Krasner consistently points out that gun violence was spiking in large cities nationwide and that the pandemic had been a driving factor. He also pointed toward his primary victory this year, when he won two-thirds of the vote and surged to even higher numbers in neighborhoods most impacted by gun violence.

State Sen. Anthony Hardy Williams, a Democrat who represents West Philadelphia, campaigned Tuesday in Cobbs Creek with Krasner. There, Williams said his constituents like Krasner but want more from him to improve public safety.

However, Williams added: “They like that he doesn’t just throw somebody of color up against the wall and say you’re automatically guilty. Most people don’t look at Larry Krasner simply as a prosecutor. They look at him as a person who is changing the system.”

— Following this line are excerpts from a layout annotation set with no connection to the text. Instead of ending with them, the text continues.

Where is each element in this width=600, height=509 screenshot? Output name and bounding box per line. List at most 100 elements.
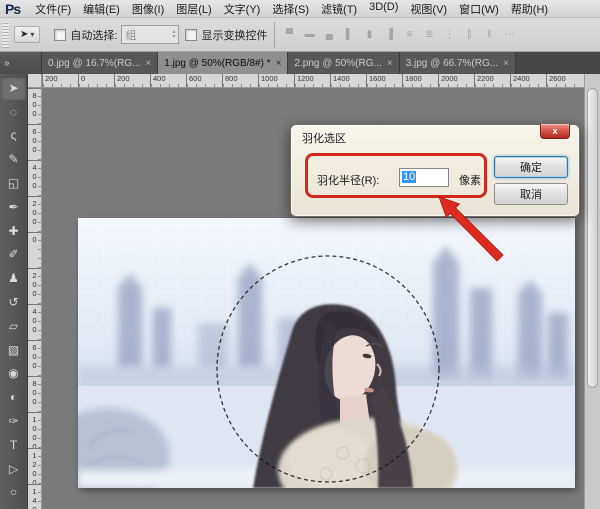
tab-close-icon[interactable]: × [387, 58, 393, 69]
options-bar: ➤ ▾ 自动选择: 组 ▴ ▾ 显示变换控件 ▀ ▬ ▄ ▌ ▮ ▐ ≡ ≣ ⋮ ∥ ‖ ⋯ [0, 18, 600, 52]
clone-stamp-tool[interactable]: ♟ [0, 266, 27, 290]
feather-radius-input[interactable]: 10 [399, 168, 449, 187]
menu-item-8[interactable]: 视图(V) [404, 1, 453, 17]
menu-item-4[interactable]: 文字(Y) [218, 1, 267, 17]
options-bar-grip[interactable] [2, 21, 9, 48]
quick-selection-tool[interactable]: ✎ [0, 147, 27, 171]
horizontal-ruler: 200 0 200 400 600 800 1000 1200 1400 1600 1800 2000… [42, 74, 584, 88]
menu-items: 文件(F) 编辑(E) 图像(I) 图层(L) 文字(Y) 选择(S) 滤镜(T) 3D(D)… [29, 1, 554, 17]
crop-tool[interactable]: ◱ [0, 171, 27, 195]
button-distribute-top-edges[interactable]: ≡ [402, 29, 416, 40]
photoshop-window: Ps 文件(F) 编辑(E) 图像(I) 图层(L) 文字(Y) 选择(S) 滤镜(T) 3D… [0, 0, 600, 509]
options-separator [274, 21, 276, 48]
brush-tool[interactable]: ✐ [0, 243, 27, 267]
menu-item-0[interactable]: 文件(F) [29, 1, 77, 17]
button-align-top-edges[interactable]: ▀ [282, 29, 296, 40]
vruler-label-9: 1000 [28, 412, 41, 451]
tools-panel-collapse-button[interactable]: » [0, 52, 42, 74]
close-icon[interactable]: x [540, 124, 570, 139]
hruler-label-14: 2600 [546, 74, 582, 87]
spot-healing-brush-tool[interactable]: ✚ [0, 219, 27, 243]
vertical-ruler: 800 600 400 200 0 200 400 600 800 1000 1200 1400 [28, 88, 42, 509]
vruler-label-10: 1200 [28, 448, 41, 487]
hruler-label-4: 600 [186, 74, 222, 87]
eyedropper-tool[interactable]: ✒ [0, 195, 27, 219]
vruler-label-6: 400 [28, 304, 41, 340]
hruler-label-2: 200 [114, 74, 150, 87]
ok-button[interactable]: 确定 [494, 156, 568, 178]
menu-item-9[interactable]: 窗口(W) [453, 1, 505, 17]
photo-document[interactable] [46, 218, 575, 509]
hruler-label-11: 2000 [438, 74, 474, 87]
scrollbar-thumb[interactable] [587, 88, 598, 388]
hruler-label-10: 1800 [402, 74, 438, 87]
tab-close-icon[interactable]: × [145, 58, 151, 69]
document-tab-3[interactable]: 3.jpg @ 66.7%(RG... × [399, 52, 516, 74]
feather-radius-label: 羽化半径(R): [317, 175, 380, 187]
chevron-down-icon: ▾ [30, 30, 35, 39]
menu-item-10[interactable]: 帮助(H) [505, 1, 554, 17]
vertical-scrollbar[interactable] [584, 74, 600, 509]
path-selection-tool[interactable]: ▷ [0, 457, 27, 481]
button-align-vertical-centers[interactable]: ▬ [302, 29, 316, 40]
vruler-label-1: 600 [28, 124, 41, 160]
blur-tool[interactable]: ◉ [0, 362, 27, 386]
document-tab-1[interactable]: 1.jpg @ 50%(RGB/8#) * × [158, 52, 289, 74]
menu-item-7[interactable]: 3D(D) [363, 1, 404, 17]
ellipse-tool[interactable]: ○ [0, 481, 27, 505]
show-transform-label: 显示变换控件 [201, 29, 268, 42]
hruler-label-0: 200 [42, 74, 78, 87]
button-align-bottom-edges[interactable]: ▄ [322, 29, 336, 40]
button-distribute-horizontal-centers[interactable]: ‖ [482, 29, 496, 40]
button-distribute-vertical-centers[interactable]: ≣ [422, 29, 436, 40]
vruler-label-5: 200 [28, 268, 41, 304]
ps-logo: Ps [5, 0, 21, 17]
hruler-label-7: 1200 [294, 74, 330, 87]
auto-select-checkbox[interactable] [54, 28, 67, 41]
document-tabs: 0.jpg @ 16.7%(RG... × 1.jpg @ 50%(RGB/8#) … [42, 52, 516, 74]
button-distribute-right-edges[interactable]: ⋯ [502, 29, 516, 40]
tab-label: 2.png @ 50%(RG... [294, 57, 382, 69]
move-tool-preset-button[interactable]: ➤ ▾ [14, 26, 41, 43]
button-distribute-left-edges[interactable]: ∥ [462, 29, 476, 40]
document-tab-0[interactable]: 0.jpg @ 16.7%(RG... × [42, 52, 159, 74]
vruler-label-4: 0 [28, 232, 41, 268]
hruler-label-13: 2400 [510, 74, 546, 87]
menu-item-1[interactable]: 编辑(E) [77, 1, 126, 17]
vruler-label-11: 1400 [28, 484, 41, 509]
show-transform-checkbox[interactable] [185, 28, 198, 41]
vruler-label-2: 400 [28, 160, 41, 196]
tab-close-icon[interactable]: × [503, 58, 509, 69]
vruler-label-0: 800 [28, 88, 41, 124]
double-chevron-icon: » [4, 57, 10, 69]
type-tool[interactable]: T [0, 433, 27, 457]
hruler-label-6: 1000 [258, 74, 294, 87]
document-tab-2[interactable]: 2.png @ 50%(RG... × [288, 52, 400, 74]
move-tool[interactable]: ➤ [1, 76, 26, 100]
pen-tool[interactable]: ✑ [0, 409, 27, 433]
auto-select-label: 自动选择: [70, 29, 118, 42]
gradient-tool[interactable]: ▧ [0, 338, 27, 362]
auto-select-combo[interactable]: 组 ▴ ▾ [121, 25, 180, 44]
cancel-button[interactable]: 取消 [494, 183, 568, 205]
button-distribute-bottom-edges[interactable]: ⋮ [442, 29, 456, 40]
menu-item-3[interactable]: 图层(L) [170, 1, 217, 17]
button-align-horizontal-centers[interactable]: ▮ [362, 29, 376, 40]
elliptical-marquee-tool[interactable]: ◌ [0, 100, 27, 124]
hruler-label-1: 0 [78, 74, 114, 87]
button-align-left-edges[interactable]: ▌ [342, 29, 356, 40]
menu-item-6[interactable]: 滤镜(T) [315, 1, 363, 17]
menu-bar: Ps 文件(F) 编辑(E) 图像(I) 图层(L) 文字(Y) 选择(S) 滤镜(T) 3D… [0, 0, 600, 18]
menu-item-2[interactable]: 图像(I) [126, 1, 170, 17]
hruler-label-8: 1400 [330, 74, 366, 87]
align-buttons: ▀ ▬ ▄ ▌ ▮ ▐ ≡ ≣ ⋮ ∥ ‖ ⋯ [282, 29, 516, 40]
menu-item-5[interactable]: 选择(S) [266, 1, 315, 17]
button-align-right-edges[interactable]: ▐ [382, 29, 396, 40]
feather-selection-dialog: 羽化选区 x 羽化半径(R): 10 像素 确定 取消 [290, 124, 580, 217]
tab-close-icon[interactable]: × [276, 58, 282, 69]
dodge-tool[interactable]: ◐ [0, 385, 27, 409]
history-brush-tool[interactable]: ↺ [0, 290, 27, 314]
lasso-tool[interactable]: ς [0, 124, 27, 148]
dialog-title: 羽化选区 [302, 133, 346, 145]
eraser-tool[interactable]: ▱ [0, 314, 27, 338]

Krasner’s first term was marked by clashes with city, state, and federal officials — Mayor Jim Kenney, state Attorney General Josh Shapiro, former U.S. Attorney Bill McSwain — and criticism about a lack of coordination in their approaches to public safety.

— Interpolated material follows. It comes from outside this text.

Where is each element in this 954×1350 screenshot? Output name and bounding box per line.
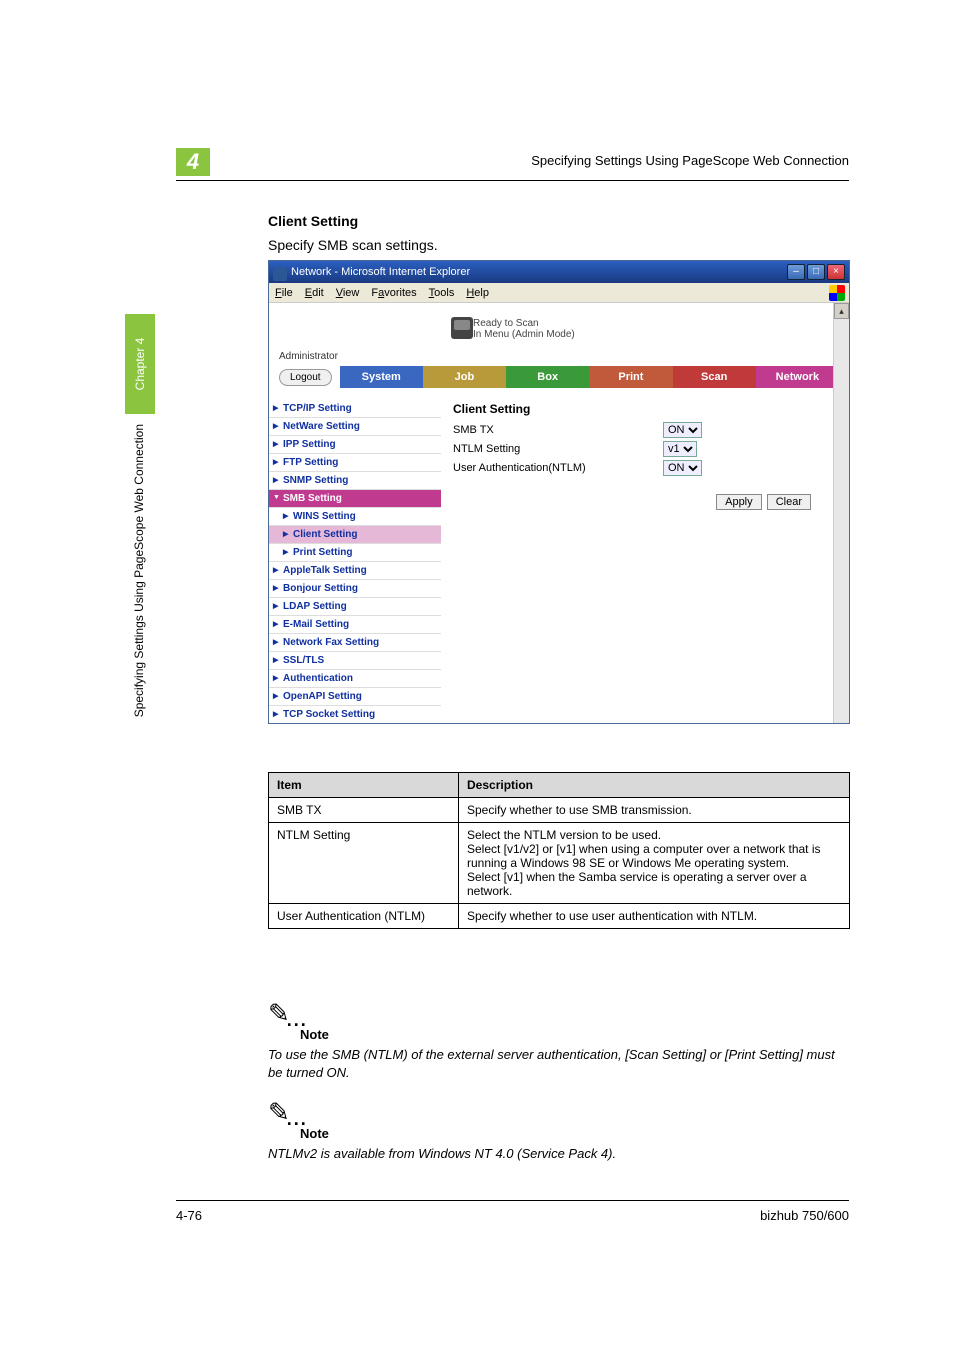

State Rep. Joanna McClinton of West Philadelphia, the Democratic leader in the state House, called on Krasner to push for a “very serious and targeted collaborative approach” to law enforcement.

Krasner was among the first in a wave of progressive reformers in big cities. Those reformers are now winning second terms while more progressives are winning office for the first time.

Krasner estimates that 70 million Americans now live in a jurisdiction with a progressive prosecutor, double the total just two years ago.

“So what is happening here is really just a microcosm of what’s happening all across the country,” he said Tuesday. “And what’s happening all across the country is the grassroots are very clear that they want a different kind of criminal justice — that focuses on the most serious crime, that doesn’t do excessive things with minor offenses.”

In the other local nonjudicial race on the ballot, City Controller Rebecca Rhynhart, a Democrat, rolled to a second term after facing no challengers in the primary or general elections. She is widely seen as a potential contender for mayor in 2023.

Staff writer Ellie Rushing contributed to this article.